Barrow, Mullamast, Co. Kildare
Co. Kildare |
Barrows
The summit of Mullamast Hill in County Kildare carries the remnants of an unusually dense cluster of ancient monuments, most of them in various states of erasure. A cemetery of five barrows, the large mounded burial cairns associated with prehistoric funerary practice, once occupied the highest ground here alongside two ringforts, a standing stone, and at least two further structures now entirely gone. Of the barrows, one has been badly damaged by quarrying, another survives only as a ploughed-down swelling in the ground estimated at around twenty-five metres in diameter, and a third has been reduced to a dumping site. Two more have left no visible trace at all on the surface.

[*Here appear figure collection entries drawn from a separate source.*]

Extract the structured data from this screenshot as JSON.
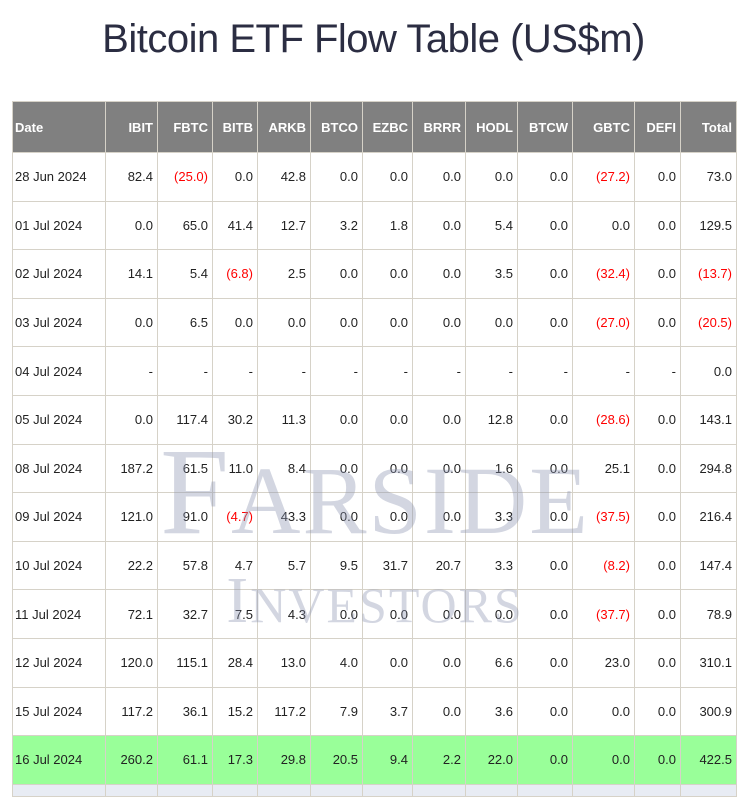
{
  "page": {
    "title": "Bitcoin ETF Flow Table (US$m)"
  },
  "watermark": {
    "line1_first": "F",
    "line1_rest": "ARSIDE",
    "line2_first": "I",
    "line2_rest": "NVESTORS"
  },
  "colors": {
    "header_bg": "#808080",
    "header_text": "#ffffff",
    "negative": "#ff0000",
    "highlight_row": "#99ff99",
    "grid": "#d6d2c8"
  },
  "table": {
    "columns": [
      "Date",
      "IBIT",
      "FBTC",
      "BITB",
      "ARKB",
      "BTCO",
      "EZBC",
      "BRRR",
      "HODL",
      "BTCW",
      "GBTC",
      "DEFI",
      "Total"
    ],
    "rows": [
      {
        "cells": [
          "28 Jun 2024",
          "82.4",
          "(25.0)",
          "0.0",
          "42.8",
          "0.0",
          "0.0",
          "0.0",
          "0.0",
          "0.0",
          "(27.2)",
          "0.0",
          "73.0"
        ]
      },
      {
        "cells": [
          "01 Jul 2024",
          "0.0",
          "65.0",
          "41.4",
          "12.7",
          "3.2",
          "1.8",
          "0.0",
          "5.4",
          "0.0",
          "0.0",
          "0.0",
          "129.5"
        ]
      },
      {
        "cells": [
          "02 Jul 2024",
          "14.1",
          "5.4",
          "(6.8)",
          "2.5",
          "0.0",
          "0.0",
          "0.0",
          "3.5",
          "0.0",
          "(32.4)",
          "0.0",
          "(13.7)"
        ]
      },
      {
        "cells": [
          "03 Jul 2024",
          "0.0",
          "6.5",
          "0.0",
          "0.0",
          "0.0",
          "0.0",
          "0.0",
          "0.0",
          "0.0",
          "(27.0)",
          "0.0",
          "(20.5)"
        ]
      },
      {
        "cells": [
          "04 Jul 2024",
          "-",
          "-",
          "-",
          "-",
          "-",
          "-",
          "-",
          "-",
          "-",
          "-",
          "-",
          "0.0"
        ]
      },
      {
        "cells": [
          "05 Jul 2024",
          "0.0",
          "117.4",
          "30.2",
          "11.3",
          "0.0",
          "0.0",
          "0.0",
          "12.8",
          "0.0",
          "(28.6)",
          "0.0",
          "143.1"
        ]
      },
      {
        "cells": [
          "08 Jul 2024",
          "187.2",
          "61.5",
          "11.0",
          "8.4",
          "0.0",
          "0.0",
          "0.0",
          "1.6",
          "0.0",
          "25.1",
          "0.0",
          "294.8"
        ]
      },
      {
        "cells": [
          "09 Jul 2024",
          "121.0",
          "91.0",
          "(4.7)",
          "43.3",
          "0.0",
          "0.0",
          "0.0",
          "3.3",
          "0.0",
          "(37.5)",
          "0.0",
          "216.4"
        ]
      },
      {
        "cells": [
          "10 Jul 2024",
          "22.2",
          "57.8",
          "4.7",
          "5.7",
          "9.5",
          "31.7",
          "20.7",
          "3.3",
          "0.0",
          "(8.2)",
          "0.0",
          "147.4"
        ]
      },
      {
        "cells": [
          "11 Jul 2024",
          "72.1",
          "32.7",
          "7.5",
          "4.3",
          "0.0",
          "0.0",
          "0.0",
          "0.0",
          "0.0",
          "(37.7)",
          "0.0",
          "78.9"
        ]
      },
      {
        "cells": [
          "12 Jul 2024",
          "120.0",
          "115.1",
          "28.4",
          "13.0",
          "4.0",
          "0.0",
          "0.0",
          "6.6",
          "0.0",
          "23.0",
          "0.0",
          "310.1"
        ]
      },
      {
        "cells": [
          "15 Jul 2024",
          "117.2",
          "36.1",
          "15.2",
          "117.2",
          "7.9",
          "3.7",
          "0.0",
          "3.6",
          "0.0",
          "0.0",
          "0.0",
          "300.9"
        ]
      },
      {
        "cells": [
          "16 Jul 2024",
          "260.2",
          "61.1",
          "17.3",
          "29.8",
          "20.5",
          "9.4",
          "2.2",
          "22.0",
          "0.0",
          "0.0",
          "0.0",
          "422.5"
        ],
        "highlight": true
      }
    ]
  }
}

The disappearance of those last two barrows is where the history of this place becomes unexpectedly entangled with nineteenth-century politics. According to a local account by Fitzgerald, published in the Journal of the Kildare Archaeological Society in the 1890s, the two mounds were deliberately levelled in preparation for one of Daniel O'Connell's so-called monster meetings of 1843, mass outdoor gatherings organised to press for the repeal of the Act of Union. Mullamast was a resonant choice of venue; the hill was already associated with a notorious sixteenth-century massacre of Leinster chieftains. During the levelling work, labourers uncovered a cist, a small stone-lined burial box of the kind typically associated with Bronze Age interments. The two other structures recorded near the standing stone were illustrated in Richard Gough's 1789 edition of Camden's Britannia, described there as a circle of small tumuli each about four feet high, but neither survives today and their precise positions are no longer known.